Choose the project-local location by inspecting the app repo:

  • If the app already has a project-local skills directory, use that convention.
  • Prefer .claude/skills/<app-name>-production-parity/SKILL.md when the repo uses Claude project config.
  • Prefer .codex/skills/<app-name>-production-parity/SKILL.md when the repo uses Codex project config.
  • If no project-local skill convention exists, ask one concise harness question before creating a new convention.
  • If the only available skill directories are global/user folders, do not use them; ask where in the project repo the skill should live.

The generated skill must include:

  • frontmatter whose description triggers on parity, drift, local/prod mismatch, auth/config/infra differences, and environment setup for that app
  • an "App Parity Contract" that names production as the reference and lists intentional non-prod divergences
  • "Production Truth Sources" with exact file paths, manifests, docs, commands, or user-confirmed sources
  • "Inspection Workflow" with repo-specific commands and files to read
  • "Parity Surfaces" tailored to the app, not a generic checklist dump
  • "Drift Checks" with concrete tests, scripts, schemas, or manual checks the agent should run
  • "Fix Patterns" that explain how to close drift in this app's architecture
  • "Question Protocol" instructing the agent to use the active harness's ask-question facility for source-unanswerable decisions
  • "Output Contract" for every future run: inspected files, risks found, fixes made, tests run, remaining explicit divergences

Start from resources/generated-skill-template.md, but remove irrelevant sections and replace placeholders with app-specific evidence.

5. Add Safeguards Where The Repo Supports Them

If the user asked for fixes, or if the generated skill would be weak without a guard, add narrowly scoped checks in the target app:

  • config parity: schema validation for required env vars and production-only restrictions
  • auth parity: tests for required IdP groups, roles, claims, redirect URIs, cookies, and session policies
  • fixture parity: seeded users, tenants, feature flags, roles, plans, quotas, and data lifecycle states
  • infra parity: parse or diff deployment manifests against local/preview manifests for security-relevant settings
  • provider parity: contract tests or recorded fixtures for external APIs, webhooks, email, storage, queues, and payment providers
  • runtime parity: pinned versions for language runtime, database, extensions, image tags, and build commands
  • smoke parity: a preview/staging smoke test that proves the app starts with production-equivalent restrictions before merge

When a difference is intentional, require a named reason and compensating guard. "Local is easier" is not enough.
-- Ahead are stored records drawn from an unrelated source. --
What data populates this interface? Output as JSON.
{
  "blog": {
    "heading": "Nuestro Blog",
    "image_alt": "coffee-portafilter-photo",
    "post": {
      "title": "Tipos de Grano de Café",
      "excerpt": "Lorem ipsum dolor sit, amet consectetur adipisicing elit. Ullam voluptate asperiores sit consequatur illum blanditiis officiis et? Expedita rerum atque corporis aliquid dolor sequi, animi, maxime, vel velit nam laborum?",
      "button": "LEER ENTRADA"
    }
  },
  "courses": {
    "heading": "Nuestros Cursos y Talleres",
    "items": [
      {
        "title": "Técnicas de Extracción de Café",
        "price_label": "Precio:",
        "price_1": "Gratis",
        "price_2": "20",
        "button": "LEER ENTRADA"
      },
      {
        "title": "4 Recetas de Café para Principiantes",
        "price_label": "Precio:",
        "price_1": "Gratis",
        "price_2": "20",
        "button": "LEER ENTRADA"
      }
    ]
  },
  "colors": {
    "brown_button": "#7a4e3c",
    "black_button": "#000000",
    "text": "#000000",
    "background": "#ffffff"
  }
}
6. Validate The Generated Skill

Before finishing:

  1. Re-read the generated skill as if invoked on a fresh thread.
  2. Confirm every app-specific claim cites a repo source or a captured user answer.
  3. Confirm no generic checklist item remains unless it applies to the app.
  4. Confirm the generated skill path is inside the target app repository and not in a user/global skills folder.
  5. Run the skill validation command available in the harness or repository if one exists.
  6. If validation cannot be run, say exactly why.

Output

Return:

  • generated skill path
  • confirmation that the generated skill is stored inside the target project repo
  • files and directories inspected
  • highest-risk parity gaps found during creation
  • questions asked and captured decisions
  • tests or validation run
  • recommended next fixes if drift was found but not fixed

Do not present a generic parity report as the final product. The primary deliverable is the reusable app-specific skill.